Strength of self

A New York Times blog editorial this year reported on the relatively low number of college students who end up graduating; the article asserts “the United States is doing a terrible job of helping enrolled college students complete their educations.” (1)

Well, I’m not sure exactly who “the United States” refers to and what is meant by “helping,” but when it comes to increasing student success, graduation rates, and most importantly, learning, I rather agree with another recent editorial from Community College Week (2): “Time to Hold Students Accountable For Their Own Success.”

Hank Dunn, president of Asheville-Buncombe Technical Community College in Asheville, North Carolina, tells the tale of his campus’s “best practices” undertaken “to help ensure student success and completion.” His article lists an impressive array of student outreach and support efforts: a clear demonstration opposing the notion of a “terrible job of helping students” (and I might add these types of efforts have been repeated in community colleges all over the country).

Or, at least, these efforts reflect a valiant goal to help students as much as is possible.  Here’s the kicker, and perhaps a dirty little secret for those who don’t work with students every day: students have to do their part. To succeed, students must be responsible, own their decisions, and choose to come to class and study. No amount of money invested in higher ed or complaining about higher ed will change this basic fact.

So I was pleased to read President Dunn’s campus has embraced, on a broad level, the excellent self-help book for students titled On Course: Strategies for Creating Success in College and in Life by Skip Downing. The book explains that one must approach life from a creator and not a victim mentality; and Dunn claims it’s working for them:

“We now move very quickly to a student’s personal responsibility for their actions and find that as we do this as an entire campus (from security guards to advisors to instructors to general staff) that students’ behaviors are changing. They are accepting more responsibility and they are now more quickly looking for ways to intrinsically accomplish their educational goals.”

Wonderful news!

Those headed to college would do well to understand that their behavior, indeed, will make the difference (and that attitude flows from beliefs and mindset). The National Assessment of Educational Progress (NAEP) has established that American students, for surely a multitude of reasons, aren’t performing well in school and don’t know what they should know coming out of high school. That deficient knowledge base (in many cases) certainly includes study skills and general life attitudes conducive to success.

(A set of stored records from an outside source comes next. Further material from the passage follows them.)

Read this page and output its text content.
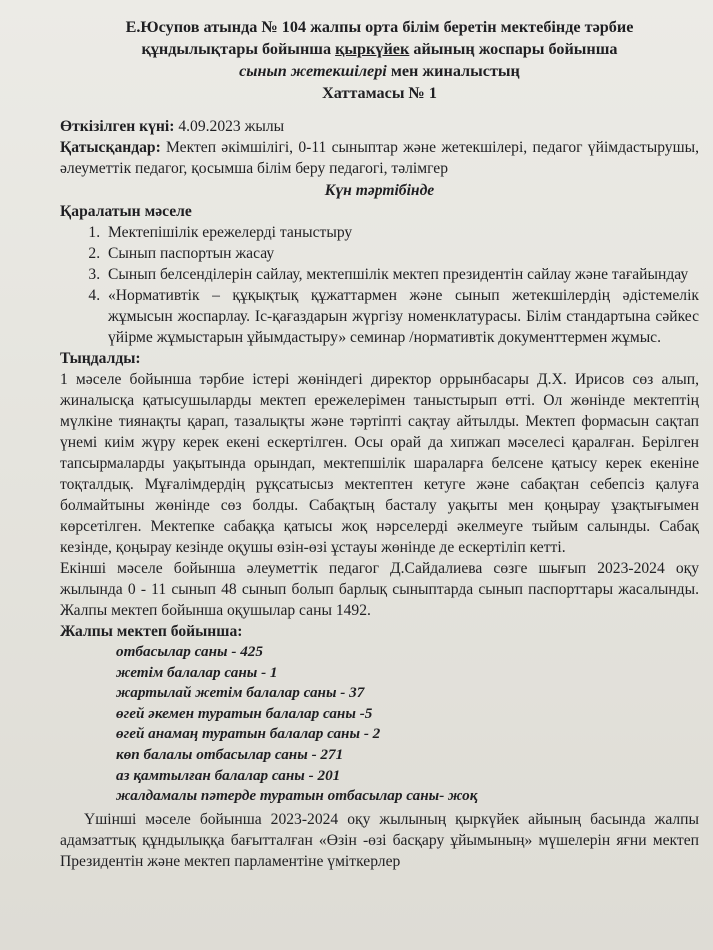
Е.Юсупов атында № 104 жалпы орта білім беретін мектебінде тәрбие
құндылықтары бойынша қыркүйек айының жоспары бойынша
сынып жетекшілері мен жиналыстың
Хаттамасы № 1

Өткізілген күні: 4.09.2023 жылы

Қатысқандар: Мектеп әкімшілігі, 0-11 сыныптар және жетекшілері, педагог үйімдастырушы, әлеуметтік педагог, қосымша білім беру педагогі, тәлімгер

Күн тәртібінде

Қаралатын мәселе

1. Мектепішілік ережелерді таныстыру
2. Сынып паспортын жасау
3. Сынып белсенділерін сайлау, мектепшілік мектеп президентін сайлау және тағайындау
4. «Нормативтік – құқықтық құжаттармен және сынып жетекшілердің әдістемелік жұмысын жоспарлау. Іс-қағаздарын жүргізу номенклатурасы. Білім стандартына сәйкес үйірме жұмыстарын ұйымдастыру» семинар /нормативтік документтермен жұмыс.

Тыңдалды:

1 мәселе бойынша тәрбие істері жөніндегі директор оррынбасары Д.Х. Ирисов сөз алып, жиналысқа қатысушыларды мектеп ережелерімен таныстырып өтті. Ол жөнінде мектептің мүлкіне тиянақты қарап, тазалықты және тәртіпті сақтау айтылды. Мектеп формасын сақтап үнемі киім жүру керек екені ескертілген. Осы орай да хипжап мәселесі қаралған. Берілген тапсырмаларды уақытында орындап, мектепшілік шараларға белсене қатысу керек екеніне тоқталдық. Мұғалімдердің рұқсатысыз мектептен кетуге және сабақтан себепсіз қалуға болмайтыны жөнінде сөз болды. Сабақтың басталу уақыты мен қоңырау ұзақтығымен көрсетілген. Мектепке сабаққа қатысы жоқ нәрселерді әкелмеуге тыйым салынды. Сабақ кезінде, қоңырау кезінде оқушы өзін-өзі ұстауы жөнінде де ескертіліп кетті.

Екінші мәселе бойынша әлеуметтік педагог Д.Сайдалиева сөзге шығып 2023-2024 оқу жылында 0 - 11 сынып 48 сынып болып барлық сыныптарда сынып паспорттары жасалынды. Жалпы мектеп бойынша оқушылар саны 1492.

Жалпы мектеп бойынша:

отбасылар саны - 425
жетім балалар саны - 1
жартылай жетім балалар саны - 37
өгей әкемен туратын балалар саны -5
өгей анамаң туратын балалар саны - 2
көп балалы отбасылар саны - 271
аз қамтылған балалар саны - 201
жалдамалы пәтерде туратын отбасылар саны- жоқ

Үшінші мәселе бойынша 2023-2024 оқу жылының қыркүйек айының басында жалпы адамзаттық құндылыққа бағытталған «Өзін -өзі басқару ұйымының» мүшелерін яғни мектеп Президентін және мектеп парламентіне үміткерлер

So of course, we have students coming to college utterly unprepared, and some folks wring their hands about how these students don’t graduate from those colleges. How can “the United States” increase student success?  By encouraging students to empower themselves and thereby, as much as is possible, own their own destiny.

Articles discussed above:

(1) “Only Half of First-time College Students Graduate in 6 Years,” NYTimes.com, Economix blog, 2/26/13, Catherine Rampell.
(2) “Time to Hold Students Accountable For Their Own Success,” Community College Week Point of View, 3/18/13, Hank Dunn.